Traffic Department in the 1950s and 1960s

Gerry Atfield: I first went to Traffic on an attachment in 1950/51 and joined the department properly in 1953 when RA Davies was the superintendent – known as RAD! It is a point worth making early, how hard people like Davies worked, often long into the night typing reports and paper work. There was no administrative support. It has to be said that there was what today would be termed micro-management, for example when a car aerial was bent a great screed about taking care came out of HQ.

Before Burpham Traffic Centre the first Traffic HQ was up the metal staircase in the Leapale Road entrance yard to the Guildford police station. The traffic centres came about the same time (1953) and were of a similar design: Burpham, Chertsey, Godstone in Ivy Mill Close, Farnham and Dorking on Spital Heath.

Farnham was the first to go in the mid 1960s from the new police station. A Traffic man stopped a motorist who made a vociferous complaint and within about half an hour Chief Constable Rutherford was on the phone – close Farnham down. That was it, no discussion, it happened. (There were possibly supervision issues). At Burpham, and probably at the other centres, there were three cars and a number of motor bikes. A sergeant and an inspector were on the strength; covering the west and another on the east.
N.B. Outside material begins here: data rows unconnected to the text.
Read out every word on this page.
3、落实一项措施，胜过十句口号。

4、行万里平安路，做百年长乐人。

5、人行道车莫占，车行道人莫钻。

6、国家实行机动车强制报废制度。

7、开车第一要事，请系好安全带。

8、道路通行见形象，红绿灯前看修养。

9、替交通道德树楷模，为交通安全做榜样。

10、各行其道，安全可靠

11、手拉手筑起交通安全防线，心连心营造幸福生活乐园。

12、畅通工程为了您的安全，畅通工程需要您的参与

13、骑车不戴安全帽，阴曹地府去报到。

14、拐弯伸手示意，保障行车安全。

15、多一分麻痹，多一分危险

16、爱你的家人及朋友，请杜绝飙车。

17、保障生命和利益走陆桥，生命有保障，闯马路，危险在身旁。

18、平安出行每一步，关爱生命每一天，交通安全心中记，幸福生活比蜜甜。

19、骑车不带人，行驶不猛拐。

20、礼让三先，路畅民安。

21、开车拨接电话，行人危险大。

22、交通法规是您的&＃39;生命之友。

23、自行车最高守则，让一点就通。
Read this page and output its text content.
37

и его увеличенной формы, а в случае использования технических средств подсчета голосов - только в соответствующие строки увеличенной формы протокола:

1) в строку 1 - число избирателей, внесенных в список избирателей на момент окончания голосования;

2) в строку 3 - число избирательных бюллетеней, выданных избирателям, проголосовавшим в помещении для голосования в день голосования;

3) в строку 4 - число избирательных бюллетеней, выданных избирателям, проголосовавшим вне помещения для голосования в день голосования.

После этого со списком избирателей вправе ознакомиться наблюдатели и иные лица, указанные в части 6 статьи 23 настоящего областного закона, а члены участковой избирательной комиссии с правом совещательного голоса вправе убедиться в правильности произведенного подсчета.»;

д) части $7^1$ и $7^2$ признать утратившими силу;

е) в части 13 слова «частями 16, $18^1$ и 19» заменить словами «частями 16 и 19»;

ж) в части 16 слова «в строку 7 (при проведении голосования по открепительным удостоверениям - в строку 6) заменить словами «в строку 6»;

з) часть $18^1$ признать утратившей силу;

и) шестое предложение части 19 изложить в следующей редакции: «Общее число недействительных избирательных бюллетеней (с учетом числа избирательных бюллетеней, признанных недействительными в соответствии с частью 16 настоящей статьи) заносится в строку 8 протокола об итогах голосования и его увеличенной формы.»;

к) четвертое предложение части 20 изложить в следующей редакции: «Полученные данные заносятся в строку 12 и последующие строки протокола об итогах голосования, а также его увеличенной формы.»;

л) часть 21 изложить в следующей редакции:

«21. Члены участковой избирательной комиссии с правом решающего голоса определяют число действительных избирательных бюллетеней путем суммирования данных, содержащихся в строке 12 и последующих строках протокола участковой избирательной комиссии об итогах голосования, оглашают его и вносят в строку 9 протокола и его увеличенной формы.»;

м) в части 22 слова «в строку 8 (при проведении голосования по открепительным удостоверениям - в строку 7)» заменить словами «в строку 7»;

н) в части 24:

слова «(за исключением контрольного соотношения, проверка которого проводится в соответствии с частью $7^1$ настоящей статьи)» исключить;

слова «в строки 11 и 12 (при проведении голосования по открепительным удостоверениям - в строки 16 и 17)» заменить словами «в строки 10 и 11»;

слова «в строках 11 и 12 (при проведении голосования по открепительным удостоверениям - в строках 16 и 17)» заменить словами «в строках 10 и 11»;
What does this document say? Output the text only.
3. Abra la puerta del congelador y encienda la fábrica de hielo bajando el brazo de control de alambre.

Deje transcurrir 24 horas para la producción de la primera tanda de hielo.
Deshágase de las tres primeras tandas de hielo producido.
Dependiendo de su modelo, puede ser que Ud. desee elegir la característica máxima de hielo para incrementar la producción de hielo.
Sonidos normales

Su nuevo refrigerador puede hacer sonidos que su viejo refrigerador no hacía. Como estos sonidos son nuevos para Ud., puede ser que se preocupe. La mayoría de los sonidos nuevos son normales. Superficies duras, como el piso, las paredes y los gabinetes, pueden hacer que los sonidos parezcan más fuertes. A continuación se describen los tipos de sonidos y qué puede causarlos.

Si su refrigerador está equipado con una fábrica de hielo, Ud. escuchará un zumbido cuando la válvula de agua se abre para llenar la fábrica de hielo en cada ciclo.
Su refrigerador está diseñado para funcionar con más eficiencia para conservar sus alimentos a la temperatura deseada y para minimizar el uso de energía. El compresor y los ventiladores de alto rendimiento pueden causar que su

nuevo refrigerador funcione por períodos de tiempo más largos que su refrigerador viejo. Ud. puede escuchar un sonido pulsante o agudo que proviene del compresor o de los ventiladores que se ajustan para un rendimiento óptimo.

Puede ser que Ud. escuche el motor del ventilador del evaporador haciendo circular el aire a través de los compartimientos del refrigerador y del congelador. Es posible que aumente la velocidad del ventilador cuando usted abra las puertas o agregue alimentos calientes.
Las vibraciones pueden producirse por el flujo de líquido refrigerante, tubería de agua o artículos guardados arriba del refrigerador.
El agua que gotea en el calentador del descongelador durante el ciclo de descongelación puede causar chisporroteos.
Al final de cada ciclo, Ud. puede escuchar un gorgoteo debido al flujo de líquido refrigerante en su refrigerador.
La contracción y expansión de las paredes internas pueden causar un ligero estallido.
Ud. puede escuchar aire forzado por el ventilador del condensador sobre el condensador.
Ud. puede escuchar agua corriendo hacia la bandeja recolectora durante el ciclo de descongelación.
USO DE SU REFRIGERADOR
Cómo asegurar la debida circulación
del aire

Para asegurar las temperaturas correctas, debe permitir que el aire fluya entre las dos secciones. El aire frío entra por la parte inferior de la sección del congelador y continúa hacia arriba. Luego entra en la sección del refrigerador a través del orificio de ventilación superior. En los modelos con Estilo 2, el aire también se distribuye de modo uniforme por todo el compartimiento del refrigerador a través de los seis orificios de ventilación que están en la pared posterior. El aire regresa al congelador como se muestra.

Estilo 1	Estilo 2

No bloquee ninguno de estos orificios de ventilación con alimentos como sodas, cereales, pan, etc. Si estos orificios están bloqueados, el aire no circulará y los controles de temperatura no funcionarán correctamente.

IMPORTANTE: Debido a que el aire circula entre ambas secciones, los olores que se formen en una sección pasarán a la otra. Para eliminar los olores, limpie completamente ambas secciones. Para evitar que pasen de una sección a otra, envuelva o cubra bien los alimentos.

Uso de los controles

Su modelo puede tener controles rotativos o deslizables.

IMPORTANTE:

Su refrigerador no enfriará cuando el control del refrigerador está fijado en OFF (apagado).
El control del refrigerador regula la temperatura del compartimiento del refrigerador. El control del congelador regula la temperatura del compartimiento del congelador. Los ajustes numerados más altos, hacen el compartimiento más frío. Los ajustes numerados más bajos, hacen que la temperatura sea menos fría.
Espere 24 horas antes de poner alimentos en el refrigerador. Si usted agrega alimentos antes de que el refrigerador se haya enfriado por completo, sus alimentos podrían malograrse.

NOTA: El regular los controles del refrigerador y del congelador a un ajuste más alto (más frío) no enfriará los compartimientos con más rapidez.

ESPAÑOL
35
In my early days we had the Humber Snipe and one Super Snipe, a Sunbeam Talbot Tourer, soft top (open top) usually driven by the sergeant. We used the same car and worked 7-3, 3-11, 11-7 and when on meal break the crew mate was on patrol until he in turn had his break. The real killer was court off nights which was frequent, no paid overtime, and exacerbated when caught up in the quick change over from nights to late.

The next police vehicles were the Austin, A70, A90, A95, A105 – Westminster – the bigger the number the better the car, the faster it went. The next generation were the Sunbeam Rapier and Zephyr 6, before we moved into Ford vehicles.

To get on Traffic I applied, tested by Inspector Ingrams and was accepted. Some time later I went on an advanced driving course and then every two years refresher courses. I also did a traffic patrol course concentrating on traffic law.

In the boot we carried a dustpan and brush – essential as we had running board on the cars and this was crucial equipment for keeping the inside clean. Stop boards for use with the organised road checks we frequently undertook, a tow rope and a red and a green flag.

The early motor cycles had no radios but my generation of cars did. Before that and Alf Hay told me that the vehicles had to make hourly points just as men on the beat did. Control was in Mount Browne in the glass area later used by the switchboard, off the new control room in the old building. There was just one consul. One of the early Traffic sergeants was Cyril Dumbleton who recently died just short of his 101st birthday in 2008.

Some of the modern Traffic Chief Superintendents: Basil West, Eldred Boothby, Bill Sutherland, Gerry Atfield 1974-1984. The job was then extended to include Operations and Traffic, Eric Hughes, Peter Wickens, Bob Bartlett who ceased having responsibility for Traffic and retained Operations.

Some Traffic superintendents were Gerry Atfield, Mark Hutchings, Jim Kirk, Vic Drummond, Danny McNulty and finally Shane Burrows who was in charge when it became Mobile Support Division. Bob Heaton worked with Danny McNulty as chief inspector.